Trust your team. Be radically honest. And never, ever try to please your boss.
These are some of the ground rules if you work at Netflix. They are part of a unique cultural experiment that explains how the company has transformed itself at lightning speed from a DVD mail order service into a streaming superpower - with 190 million fervent subscribers and a market capitalisation that rivals the likes of Disney.
Finally Reed Hastings, Netflix Chairman and CEO, is sharing the secrets that have revolutionised the entertainment and tech industries. With INSEAD business school professor Erin Meyer, he will explore his leadership philosophy - which begins by rejecting the accepted beliefs under which most companies operate - and how it plays out in practice at Netflix.
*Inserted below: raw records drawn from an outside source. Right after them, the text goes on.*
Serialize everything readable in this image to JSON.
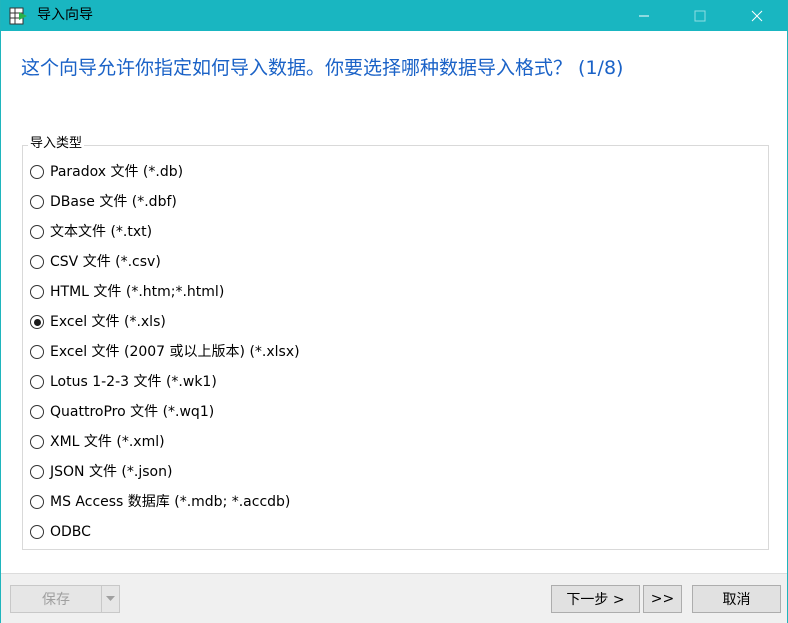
{
  "window": {
    "title": "导入向导",
    "accent_color": "#19b6c1",
    "icon": "import-table-icon"
  },
  "heading": "这个向导允许你指定如何导入数据。你要选择哪种数据导入格式？ (1/8)",
  "import_type": {
    "group_label": "导入类型",
    "selected": "Excel 文件 (*.xls)",
    "options": [
      "Paradox 文件 (*.db)",
      "DBase 文件 (*.dbf)",
      "文本文件 (*.txt)",
      "CSV 文件 (*.csv)",
      "HTML 文件 (*.htm;*.html)",
      "Excel 文件 (*.xls)",
      "Excel 文件 (2007 或以上版本) (*.xlsx)",
      "Lotus 1-2-3 文件 (*.wk1)",
      "QuattroPro 文件 (*.wq1)",
      "XML 文件 (*.xml)",
      "JSON 文件 (*.json)",
      "MS Access 数据库 (*.mdb; *.accdb)",
      "ODBC"
    ]
  },
  "footer": {
    "save_label": "保存",
    "next_label": "下一步 >",
    "last_label": ">>",
    "cancel_label": "取消"
  }
}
From unlimited holidays to abolishing approvals, Netflix offers a fundamentally different way to run any organisation, one far more in tune with an ever-changing fast-paced world. For anyone interested in creativity, productivity and innovation, the Netflix culture is something close to a holy grail. This book will make it, and its creator, fully accessible for the first time.
Bringing impressive credentials to this riveting business guide, Meyer (The Culture Map), a professor at the INSEAD business school, and Hastings, cofounder and CEO of Netflix, walk readers through the "unique ecosystem" of the streaming giant's corporate culture. They chart Netflix's evolution, drawing from Hastings's personal recollections, excerpts from Meyer's more than 200 interviews with current and past Netflix employees, and selections of company PowerPoint meeting slides, emails, and "culture maps." In order to "connect the dots" and form a coherent picture of Netflix's management style, the coauthors identify the firm's 10 key tenets, beginning with its foundational emphasis on "talent density," and continuing with its "culture of candor." In its quest to be the best, the company has rewritten many long-standing corporate rules, such as by "removing controls," with the elimination of limitations on vacation time, among other measures. Sharing this kind of dramatic evolution requires a dense and info-packed book, but the authors break up the text with helpful end-of-chapter synopses to sum up the takeaways and boxed excerpts from employee interviews. Aspiring tech moguls should flock to Hastings and Meyer's energetic and fascinating account.